How do we know what priority of the Init task is?

Joel Sherrill joel at rtems.org
Tue Feb 23 17:47:55 UTC 2021


On Tue, Feb 23, 2021, 11:14 AM Heinz Junkes <junkes at fhi-berlin.mpg.de>
wrote:

> Thank you for the detailed explanation. I may have asked my question
> incorrectly.
>
> If I choose POSIX_Init for RTEMS the Init process has a very low priority
> and if I use
> the normal (RTEMS) Init a very high priority. This does not fit in my
> opinion.
>
> Shouldn't the POSIX_Init - process have the prio 98 or so?
>

No. To match, it would need to be 254 but it gets the default pthread
attributes which are implementation defined.  Being very low is probably a
good punishment for not specifying what you wanted in an application but
may not have been the best choice for POSIX init thread.

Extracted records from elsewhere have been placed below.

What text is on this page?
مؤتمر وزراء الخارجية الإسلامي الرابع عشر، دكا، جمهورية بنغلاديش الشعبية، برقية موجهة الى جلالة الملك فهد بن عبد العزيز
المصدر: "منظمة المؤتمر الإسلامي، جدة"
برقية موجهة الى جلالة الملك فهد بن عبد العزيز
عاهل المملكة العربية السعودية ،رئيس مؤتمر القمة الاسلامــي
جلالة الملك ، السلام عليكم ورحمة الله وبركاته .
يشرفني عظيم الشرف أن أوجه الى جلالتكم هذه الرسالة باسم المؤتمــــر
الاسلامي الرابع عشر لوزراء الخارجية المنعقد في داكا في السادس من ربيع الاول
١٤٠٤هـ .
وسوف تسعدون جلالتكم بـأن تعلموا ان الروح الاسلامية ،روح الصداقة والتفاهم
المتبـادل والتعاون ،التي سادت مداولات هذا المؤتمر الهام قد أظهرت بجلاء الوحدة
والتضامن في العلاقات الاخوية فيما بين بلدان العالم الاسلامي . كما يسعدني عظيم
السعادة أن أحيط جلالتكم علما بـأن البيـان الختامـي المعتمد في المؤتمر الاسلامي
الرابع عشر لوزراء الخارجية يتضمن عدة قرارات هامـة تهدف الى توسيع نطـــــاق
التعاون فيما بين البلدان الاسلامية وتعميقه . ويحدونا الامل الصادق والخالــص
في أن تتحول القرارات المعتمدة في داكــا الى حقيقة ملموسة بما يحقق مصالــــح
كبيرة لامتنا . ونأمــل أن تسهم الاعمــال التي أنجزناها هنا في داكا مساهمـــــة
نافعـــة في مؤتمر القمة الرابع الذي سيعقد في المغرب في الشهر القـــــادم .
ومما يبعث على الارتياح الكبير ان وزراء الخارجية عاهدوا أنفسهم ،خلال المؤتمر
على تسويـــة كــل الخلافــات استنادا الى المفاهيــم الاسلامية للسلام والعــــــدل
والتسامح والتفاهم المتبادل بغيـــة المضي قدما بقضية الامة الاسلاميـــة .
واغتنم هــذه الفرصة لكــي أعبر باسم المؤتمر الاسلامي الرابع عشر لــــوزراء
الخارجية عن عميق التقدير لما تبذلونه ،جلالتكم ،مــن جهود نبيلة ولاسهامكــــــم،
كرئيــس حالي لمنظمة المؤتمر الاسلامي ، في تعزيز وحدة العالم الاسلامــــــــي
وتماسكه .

The ability to set very few attributes on the posix initialization thread
was a deliberate decision because you have to set them via API calls and
that would have increased the minimum footprint of a posix application to
include all pthread attribute set methods.

I don't have a good solution in mind. :(


> Heinz
>
> > On 23. Feb 2021, at 15:17, Joel Sherrill <joel at rtems.org> wrote:
> >
> >
> >
> > On Tue, Feb 23, 2021 at 4:25 AM Heinz Junkes <junkes at fhi-berlin.mpg.de>
> wrote:
> > what I have just never understood
> >
> > POSIX  Prio 2 ist LOW Priority
> > RTEMS Prio 1 is HIGH Priority
> >
> > In general, RTOS threading APIs tended to use 1 as a high priority. The
> RTEMS
> > Classic API based on pSOS+, VxWorks, and VRTX32 which preceded all those
> > all follow 1 is high priority model.
> >
> > POSIX calls for the opposite range. Not sure why. Interestingly, I had a
> discussion
> > with the main kernel person for another RTOS about this in a standards
> meeting
> > and he noted that although every implementation of POSIX threads we both
> knew
> > about does use low number as low priority, it is not as explicit in the
> POSIX standard
> > as one would think. We have just all read the same text that way since
> POSIX is
> > careful to say raises or lowers priority and the implication we all saw
> is that the
> > numbers follow that languge. But at this point, the priorities run this
> way for no
> > other reason than history and compatibility. For all I know, it may even
> be baked
> > into the POSIX Compliance Test Suite. Any program with hard-coded numbers
> > certainly has it baked in.
> >
> > While I am beating this topic mercilessly, let me point out that POSIX
> only calls
> > for a minimum of 32 priority levels. Portable programs cannot assume
> more.
> > And the default attribute set for all POSIX threading and
> synchronization
> > objects is implementation defined. Portable programs should always
> explicitly
> > set all attributes for pthreads, mutexes, etc.
> >
> > The RTOS choice probably reflects using a bitmap to represent if a thread
> > is present on the FIFO for each priority. This would make a bit index map
> > directly to priority in most cases. This design dates back to at least
> VMS
> > where you have 32 priority levels because you could scan 32 bits in a
> > single instruction. This was carried forward into Windows NT.
> >
> > THe diversity of choices reminded me of this quote from Andrew Tanenbaum:
> >
> > "The nice thing about standards is that there are so many of them to
> choose from."
> >
> > In the end different people had an arbitrary decision and picked
> different
> > answers. Ada task priority is another set of choices. :)
> >
> > --joel
> >
> >
> > Heinz
> >
> >
> > > On 23. Feb 2021, at 09:17, Sebastian Huber <
> sebastian.huber at embedded-brains.de> wrote:
> > >
> > > On 23/02/2021 08:36, Heinz Junkes wrote:
> > >
> > >> I would have a similar question ;-)
> > >>
> > >> What is the priority of the POSIX_Init - Task (as Posix-Prio)?
> > > There is no option to configure the priority of the POSIX
> initialization thread, so the default priority of 2 is used, see
> _POSIX_Threads_Default_attributes.